We also explored the possible role of POLPs in plastidial DNA repair. Unlike prokaryotic PolIs and eukaryotic Polγ (Pinz and Bogenhagen 2000), we could not detect a dRP lyase activity of GST-OsPOLP1. However, since the dRP lyase reaction by A-family polymerases proceeds much more slowly than that by Polβ in vitro (Pinz and Bogenhagen 2000), we cannot rule out the possibility that GST-OsPOLP1 has the ability to eliminate a dRP. In contrast, GST-OsPOLP1 efficiently catalyzed strand displacement on nicked DNA with a dRP. Human Y-family polymerases with low fidelity inefficiently catalyze DNA synthesis on such a template, probably because DNA synthesis by these polymerases increases the incidence of mutagenesis in BER (Haracska et al. 2003). Our observation therefore suggests that dRP residues in the plastidial genome might be primarily repaired by a pathway involving POLPs that is similar to long-patch BER.

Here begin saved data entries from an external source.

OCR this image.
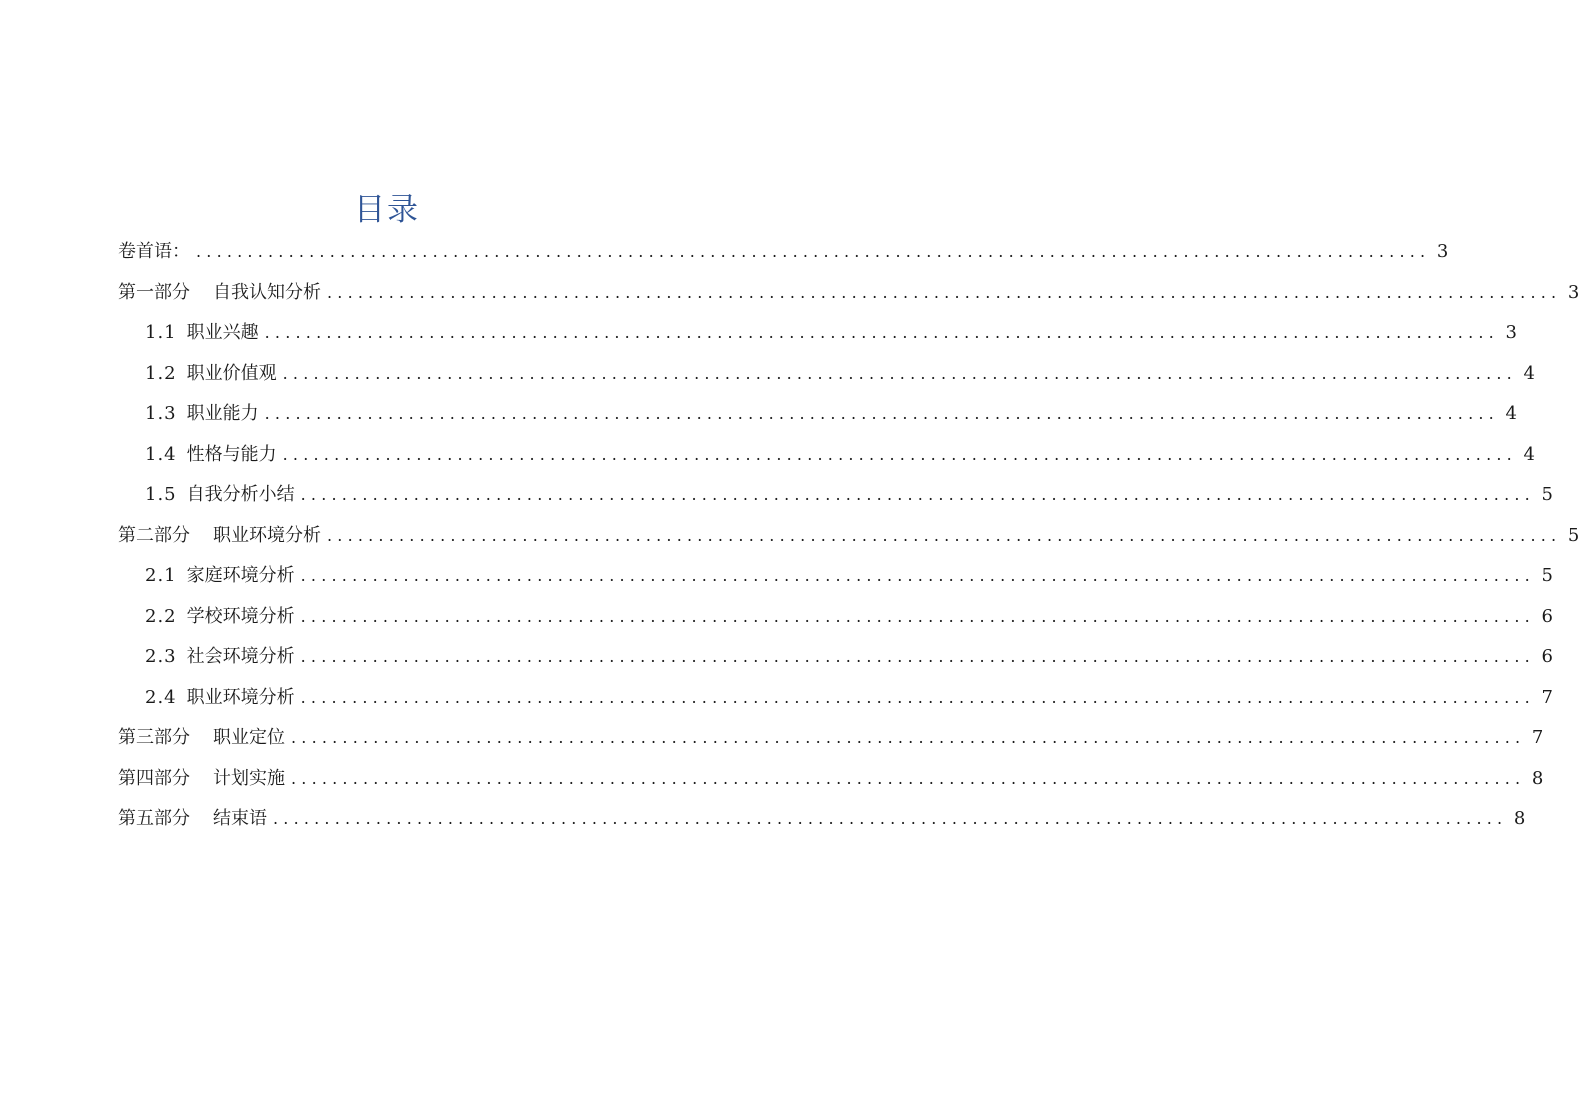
目录
卷首语： ........................................................................................................................ 3
第一部分 自我认知分析 ........................................................................................................................ 3
1.1 职业兴趣 ........................................................................................................................ 3
1.2 职业价值观 ........................................................................................................................ 4
1.3 职业能力 ........................................................................................................................ 4
1.4 性格与能力 ........................................................................................................................ 4
1.5 自我分析小结 ........................................................................................................................ 5
第二部分 职业环境分析 ........................................................................................................................ 5
2.1 家庭环境分析 ........................................................................................................................ 5
2.2 学校环境分析 ........................................................................................................................ 6
2.3 社会环境分析 ........................................................................................................................ 6
2.4 职业环境分析 ........................................................................................................................ 7
第三部分 职业定位 ........................................................................................................................ 7
第四部分 计划实施 ........................................................................................................................ 8
第五部分 结束语 ........................................................................................................................ 8
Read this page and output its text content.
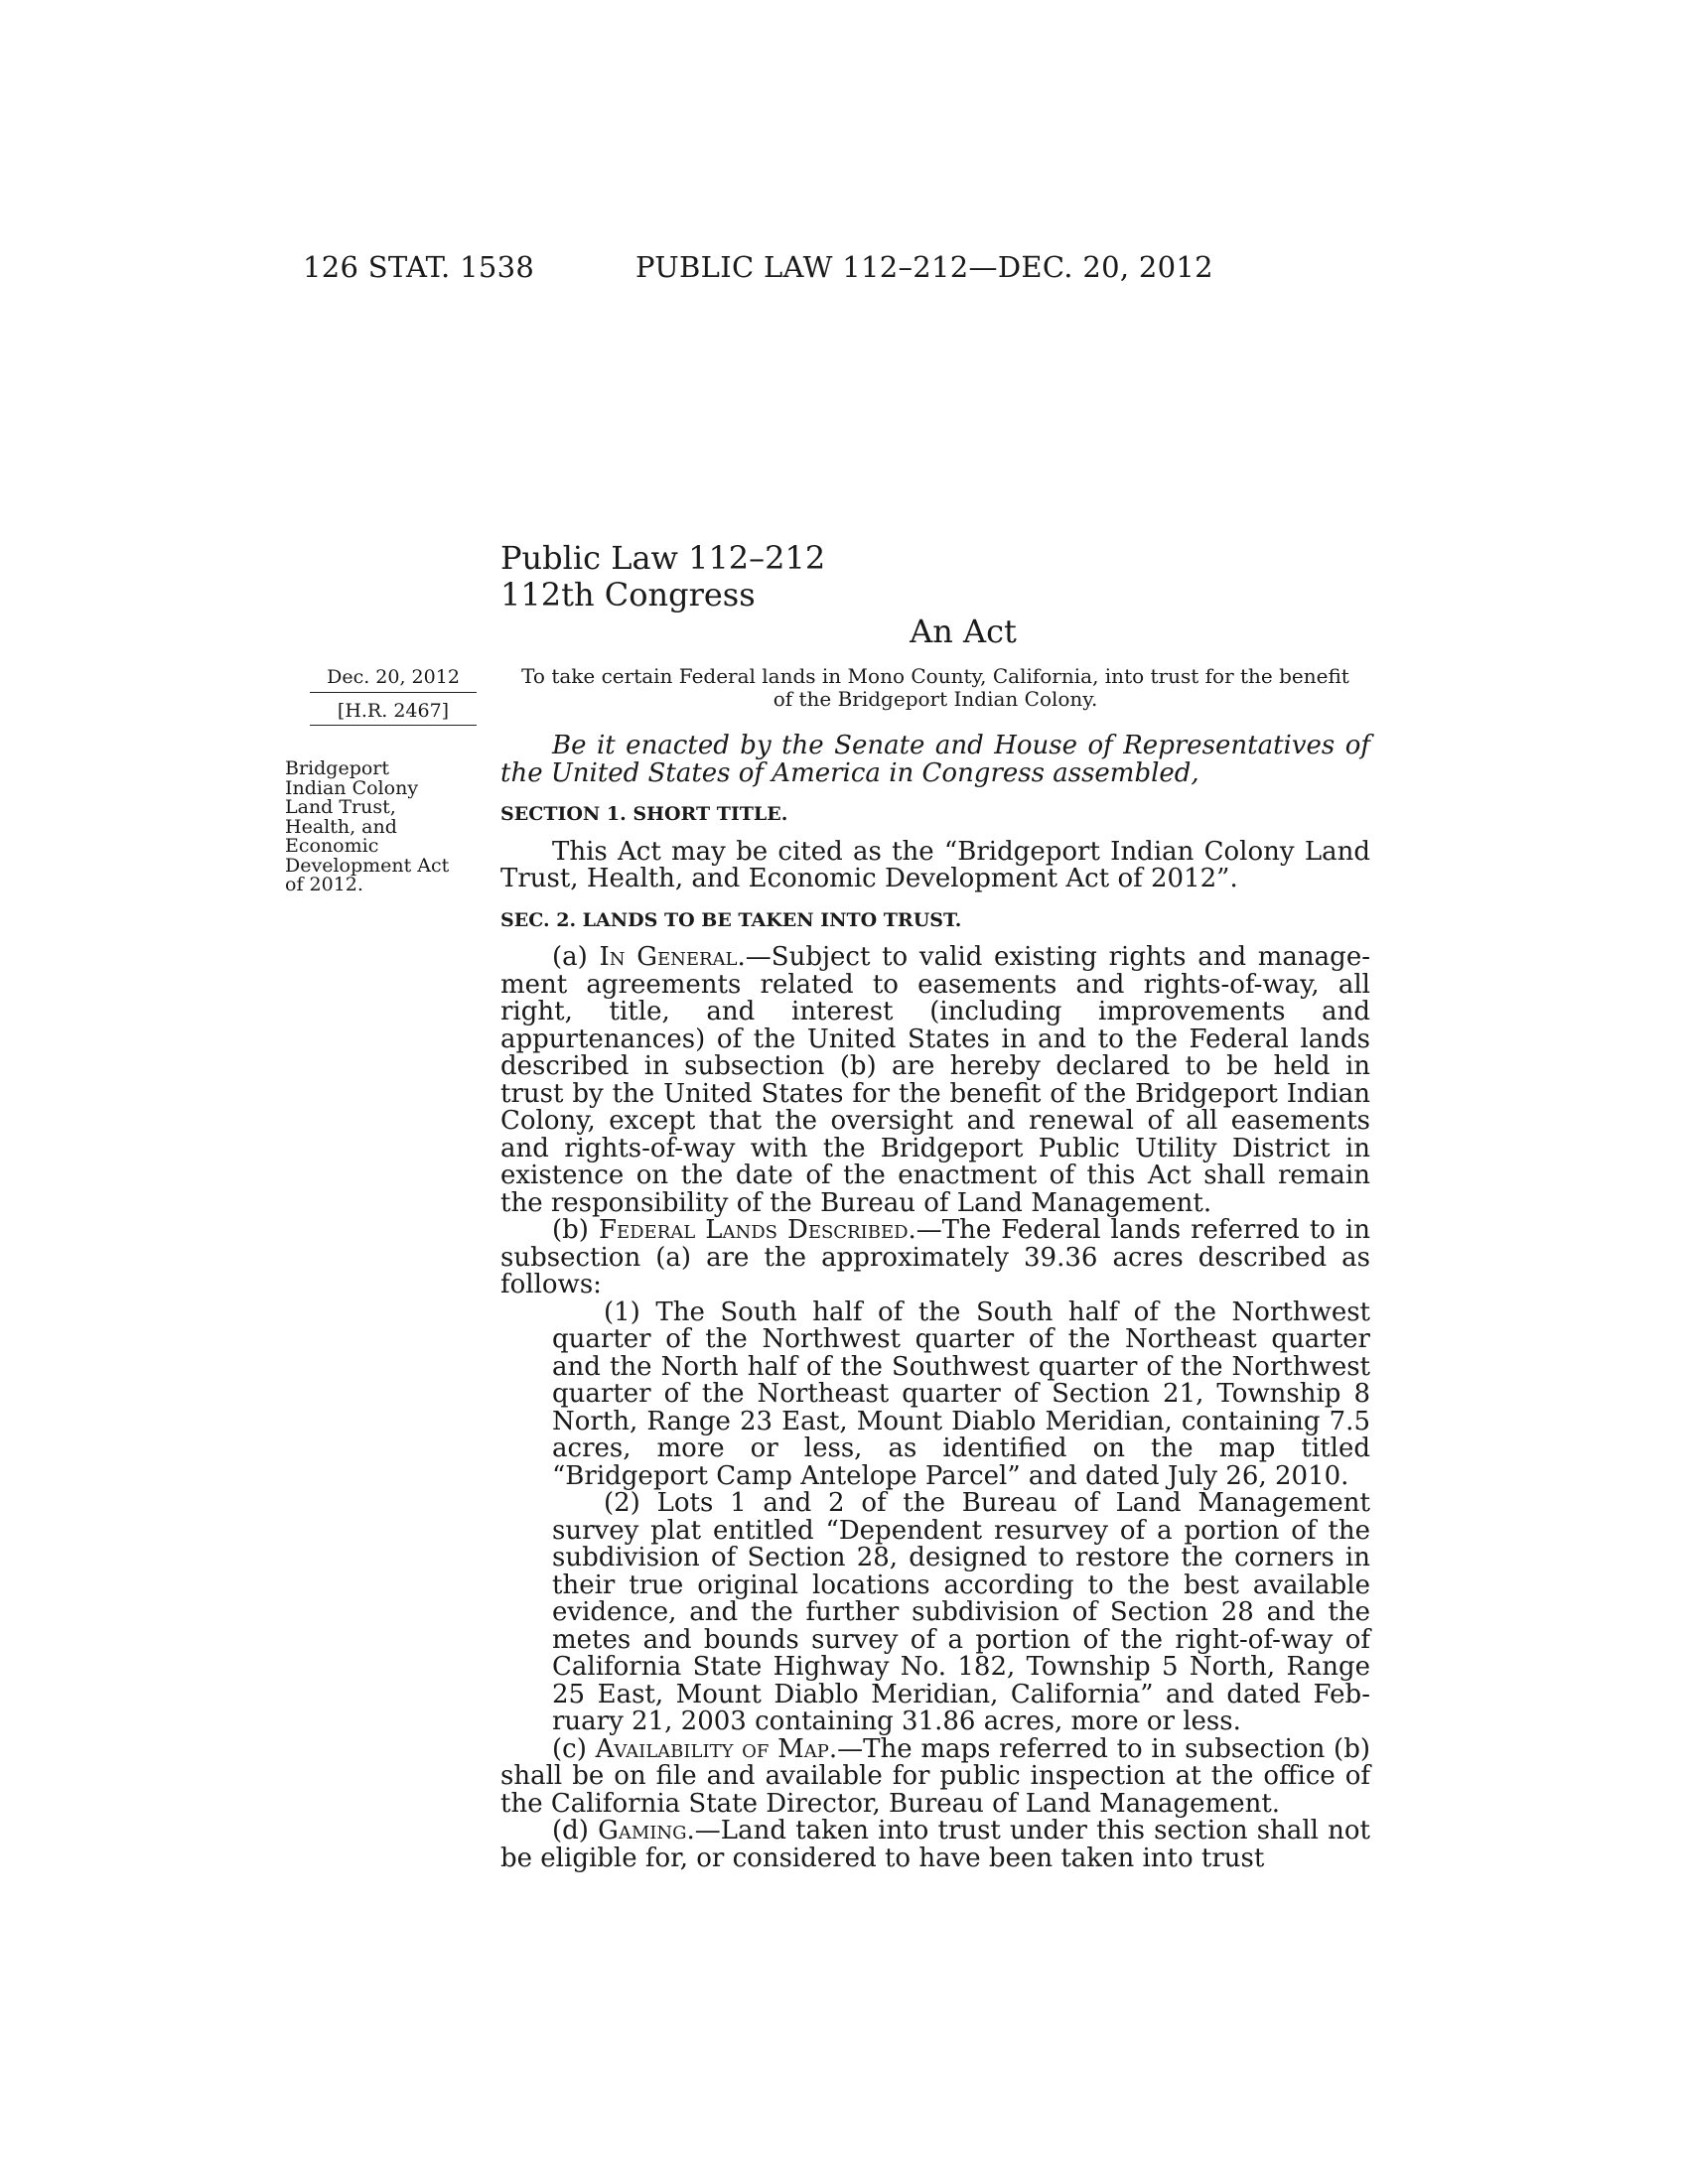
126 STAT. 1538	PUBLIC LAW 112–212—DEC. 20, 2012
Public Law 112–212
112th Congress
An Act
Dec. 20, 2012
[H.R. 2467]
Bridgeport
Indian Colony
Land Trust,
Health, and
Economic
Development Act
of 2012.
To take certain Federal lands in Mono County, California, into trust for the benefit
of the Bridgeport Indian Colony.

Be it enacted by the Senate and House of Representatives of the United States of America in Congress assembled,

SECTION 1. SHORT TITLE.

This Act may be cited as the “Bridgeport Indian Colony Land Trust, Health, and Economic Development Act of 2012”.

SEC. 2. LANDS TO BE TAKEN INTO TRUST.

(a) In General.—Subject to valid existing rights and management agreements related to easements and rights-of-way, all right, title, and interest (including improvements and appurtenances) of the United States in and to the Federal lands described in subsection (b) are hereby declared to be held in trust by the United States for the benefit of the Bridgeport Indian Colony, except that the oversight and renewal of all easements and rights-of-way with the Bridgeport Public Utility District in existence on the date of the enactment of this Act shall remain the responsibility of the Bureau of Land Management.

(b) Federal Lands Described.—The Federal lands referred to in subsection (a) are the approximately 39.36 acres described as follows:

(1) The South half of the South half of the Northwest quarter of the Northwest quarter of the Northeast quarter and the North half of the Southwest quarter of the Northwest quarter of the Northeast quarter of Section 21, Township 8 North, Range 23 East, Mount Diablo Meridian, containing 7.5 acres, more or less, as identified on the map titled “Bridgeport Camp Antelope Parcel” and dated July 26, 2010.

(2) Lots 1 and 2 of the Bureau of Land Management survey plat entitled “Dependent resurvey of a portion of the subdivision of Section 28, designed to restore the corners in their true original locations according to the best available evidence, and the further subdivision of Section 28 and the metes and bounds survey of a portion of the right-of-way of California State Highway No. 182, Township 5 North, Range 25 East, Mount Diablo Meridian, California” and dated February 21, 2003 containing 31.86 acres, more or less.

(c) Availability of Map.—The maps referred to in subsection (b) shall be on file and available for public inspection at the office of the California State Director, Bureau of Land Management.

(d) Gaming.—Land taken into trust under this section shall not be eligible for, or considered to have been taken into trust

In the present study, we investigated the biochemical properties of GST-OsPOLP1. Results from a series of experiments suggested that POLPs have the necessary characteristics to participate in DNA replication and repair. Moreover, since the mitochondrial polymerase, Polγ, is absent in plant cells (Burger et al. 2001; Kimura and Sakaguchi 2006), we speculate that POLPs are involved in maintenance of the mitochondrial genome as well as that of plastids. Further analyses of protein networks and of transgenic plants should provide insights into the biological roles of POLPs. Information on the functions of the polymerases would help us to understand DNA replication and repair in plant organelles.